ECCE HOMO
(АВТОБИОГРАФИЯ НИЦШЕ)
АВТОР:
ФРИДРИХ НИЦШЕ
ПЕРЕВОД:
ЭНТОНИ М. ЛЮДОВИЧИ
ПОЭТИЧЕСКИЕ ПЕРЕВОДЫ:
ПОЛ В. КОН — ФРЭНСИС БИКЛИ
ГЕРМАН ШЕФФАУЭР — Д-Р Г. Т. РЕНЧ
ГИМН ЖИЗНИ (сочинение Ф. НИЦШЕ)
Полное собрание сочинений Фридриха Ницше
Первый полный и авторизованный английский перевод Под редакцией д-ра Оскара Леви
Том семнадцатый
Т. Н. ФУЛИС ФРЕДЕРИК-СТРИТ, 13 И 15 ЭДИНБУРГ И ЛОНДОН 1911
СОДЕРЖАНИЕ ПРЕДИСЛОВИЕ ПЕРЕВОДЧИКА ПРЕДИСЛОВИЕ ПОЧЕМУ Я ТАК МУДР ПОЧЕМУ Я ТАК УМЕН ПОЧЕМУ Я ПИШУ ТАКИЕ ХОРОШИЕ КНИГИ РОЖДЕНИЕ ТРАГЕДИИ НЕСВОЕВРЕМЕННЫЕ РАЗМЫШЛЕНИЯ ЧЕЛОВЕЧЕСКОЕ, СЛИШКОМ ЧЕЛОВЕЧЕСКОЕ УТРЕННЯЯ ЗАРЯ ВЕСЕЛАЯ НАУКА: LA GAYA SCIENZA ТАК ГОВОРИЛ ЗАРАТУСТРА ПО ТУ СТОРОНУ ДОБРА И ЗЛА К ГЕНЕАЛОГИИ МОРАЛИ СУМЕРКИ ИДОЛОВ КАЗУС ВАГНЕР ПОЧЕМУ Я РОК РЕДАКЦИОННОЕ ПРИМЕЧАНИЕ К ПОЭЗИИ ПОЭЗИЯ — ПЕСНИ, ЭПИГРАММЫ И Т. Д. ДИОНИСИЙСКИЕ ДИФИРАМБЫ ФРАГМЕНТЫ ДИОНИСИЙСКИХ ДИФИРАМБОВ ГИМН ЖИЗНИ, СОЧИНЕНИЕ Ф. НИЦШЕ
ПРЕДИСЛОВИЕ ПЕРЕВОДЧИКА
«Ecce Homo» — последнее прозаическое произведение, написанное Ницше. Правда, памфлет «Ницше против Вагнера» был подготовлен на месяц позже автобиографии, но мы не можем рассматривать этот памфлет иначе как компиляцию, поскольку он целиком состоит из афоризмов, взятых из таких предыдущих работ, как «Веселая наука», «По ту сторону добра и зла», «К генеалогии морали» и т. д. Появившись в конце года, в течение которого он создал «Казус Вагнер», «Сумерки идолов» и «Антихрист», «Ecce Homo» является не только завершающим камнем, достойным чудесных творений того года, но и подобающим итогом всей его жизни в форме грандиозного обобщения его характера как человека, его цели как реформатора и его достижений как мыслителя. Словно полусознавая свой приближающийся духовный конец, Ницше здесь прощается со своими друзьями именно так, как в «Сумерках идолов» (аф. 36, ч. IX) он провозглашает, что каждый должен быть в состоянии проститься со своим кругом родственников и близких, когда, по-видимому, пришло его время, — то есть пока он еще остается самим собой, пока он еще знает, что делает, и способен оценить свою собственную жизнь и жизнь вообще, и говорить о них так, как не дано стонущему больному, человеку, лежащему на спине, дряхлому и истощенному, или умирающей жертве какой-нибудь изнурительной болезни. Духовная смерть Ницше, как и вся его жизнь, находилась в удивительной гармонии с его учением: он умер внезапно и гордо — с мечом в руке. Война, которую он — и он один среди всех философов христианского мира — так искренне восхвалял, наконец сразила его в полном расцвете сил, и он остался жертвой на поле битвы — на страшном поле битвы мысли, где нет пощады и для которого еще не была установлена или даже задумана никакая Женевская конвенция.

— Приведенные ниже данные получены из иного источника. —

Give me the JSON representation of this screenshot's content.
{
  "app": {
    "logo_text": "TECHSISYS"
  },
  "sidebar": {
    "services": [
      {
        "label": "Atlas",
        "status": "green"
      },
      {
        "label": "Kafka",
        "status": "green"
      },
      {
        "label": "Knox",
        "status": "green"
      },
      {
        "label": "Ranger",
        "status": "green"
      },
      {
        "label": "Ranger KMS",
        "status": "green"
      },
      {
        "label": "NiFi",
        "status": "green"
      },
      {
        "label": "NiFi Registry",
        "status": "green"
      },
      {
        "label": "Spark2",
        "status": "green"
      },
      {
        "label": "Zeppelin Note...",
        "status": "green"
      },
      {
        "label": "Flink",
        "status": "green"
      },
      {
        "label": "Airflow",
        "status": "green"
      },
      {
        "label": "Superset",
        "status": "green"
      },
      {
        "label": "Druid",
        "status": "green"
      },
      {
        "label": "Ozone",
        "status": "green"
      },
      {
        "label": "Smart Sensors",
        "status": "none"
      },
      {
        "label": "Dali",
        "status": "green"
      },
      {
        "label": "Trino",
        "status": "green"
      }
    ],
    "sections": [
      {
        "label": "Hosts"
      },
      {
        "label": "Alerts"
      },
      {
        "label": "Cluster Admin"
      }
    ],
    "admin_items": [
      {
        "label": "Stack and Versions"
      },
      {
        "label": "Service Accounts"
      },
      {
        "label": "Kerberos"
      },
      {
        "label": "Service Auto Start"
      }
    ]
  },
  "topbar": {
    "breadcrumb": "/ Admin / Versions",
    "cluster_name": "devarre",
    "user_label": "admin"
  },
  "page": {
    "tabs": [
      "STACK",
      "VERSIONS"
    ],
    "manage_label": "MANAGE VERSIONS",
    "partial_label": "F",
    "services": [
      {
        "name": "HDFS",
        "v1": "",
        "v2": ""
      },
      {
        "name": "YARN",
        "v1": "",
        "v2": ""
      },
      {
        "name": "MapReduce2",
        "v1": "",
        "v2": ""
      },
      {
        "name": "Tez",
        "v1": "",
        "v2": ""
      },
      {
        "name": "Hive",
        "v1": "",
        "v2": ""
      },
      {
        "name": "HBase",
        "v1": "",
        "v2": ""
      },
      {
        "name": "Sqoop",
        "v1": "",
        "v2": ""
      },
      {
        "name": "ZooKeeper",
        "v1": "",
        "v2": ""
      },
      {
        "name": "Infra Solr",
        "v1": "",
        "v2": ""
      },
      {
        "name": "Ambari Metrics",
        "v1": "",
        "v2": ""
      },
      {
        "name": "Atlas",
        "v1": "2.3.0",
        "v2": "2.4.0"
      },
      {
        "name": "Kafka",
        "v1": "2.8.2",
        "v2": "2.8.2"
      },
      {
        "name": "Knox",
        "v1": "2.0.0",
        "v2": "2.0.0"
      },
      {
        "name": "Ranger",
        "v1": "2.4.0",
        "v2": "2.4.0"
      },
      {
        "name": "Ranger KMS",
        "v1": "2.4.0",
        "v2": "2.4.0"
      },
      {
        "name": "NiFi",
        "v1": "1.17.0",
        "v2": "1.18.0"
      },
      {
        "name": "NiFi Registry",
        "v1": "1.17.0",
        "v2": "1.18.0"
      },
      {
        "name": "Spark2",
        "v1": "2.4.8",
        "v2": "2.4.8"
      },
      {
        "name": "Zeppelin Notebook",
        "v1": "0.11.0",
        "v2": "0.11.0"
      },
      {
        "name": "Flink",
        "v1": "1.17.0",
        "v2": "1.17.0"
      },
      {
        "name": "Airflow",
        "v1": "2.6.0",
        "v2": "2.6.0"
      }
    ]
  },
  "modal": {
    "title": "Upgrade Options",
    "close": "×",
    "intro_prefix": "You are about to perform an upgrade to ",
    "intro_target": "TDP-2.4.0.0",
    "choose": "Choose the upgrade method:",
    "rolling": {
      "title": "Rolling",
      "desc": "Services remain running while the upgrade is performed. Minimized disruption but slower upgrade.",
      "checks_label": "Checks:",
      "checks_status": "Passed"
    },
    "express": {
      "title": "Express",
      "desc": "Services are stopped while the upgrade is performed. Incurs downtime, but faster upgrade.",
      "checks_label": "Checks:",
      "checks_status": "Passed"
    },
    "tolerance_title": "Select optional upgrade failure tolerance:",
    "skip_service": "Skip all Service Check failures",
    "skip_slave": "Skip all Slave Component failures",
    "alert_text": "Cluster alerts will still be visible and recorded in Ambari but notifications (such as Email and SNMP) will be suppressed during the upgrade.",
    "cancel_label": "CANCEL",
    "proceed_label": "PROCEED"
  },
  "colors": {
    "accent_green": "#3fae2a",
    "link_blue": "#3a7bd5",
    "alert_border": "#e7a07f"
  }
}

Тем, кто знаком с жизненным трудом Ницше, не потребуется никаких оправданий формы и содержания этого чудесного произведения. Они поймут, по крайней мере, что человек либо осознает, либо не осознает свою значимость и значимость того, что он совершил, и что если он осознает это, то самопознание, даже того рода, который мы находим на этих страницах, не является ни болезненным, ни подозрительным, а необходимым и неизбежным. Такие заголовки глав, как «Почему я так мудр», «Почему я рок», «Почему я пишу такие хорошие книги» — как бы они ни нарушали невозмутимость и, в частности, «объективность» некоторых биографов Ницше, — могут считаться патологическими только в демократическую эпоху, когда люди утратили всякое чувство градации и ранга и когда добродетели скромности и смирения должны проповедоваться повсюду как противоядие от вульгарных претензий тысяч жалких ничтожеств. Ибо маленьких людей можно терпеть только в качестве скромных граждан или смиренных христиан. Если же они требуют подобной скромности от поистине великих; если они возвышают свои голоса против отсутствия у Ницше той самой добродетели, которой они обладают в избытке или делают вид, что обладают, — самое время напомнить им знаменитое замечание Гёте: «Nur Lumpe sind bescheiden» (Только ничтожества бывают скромны).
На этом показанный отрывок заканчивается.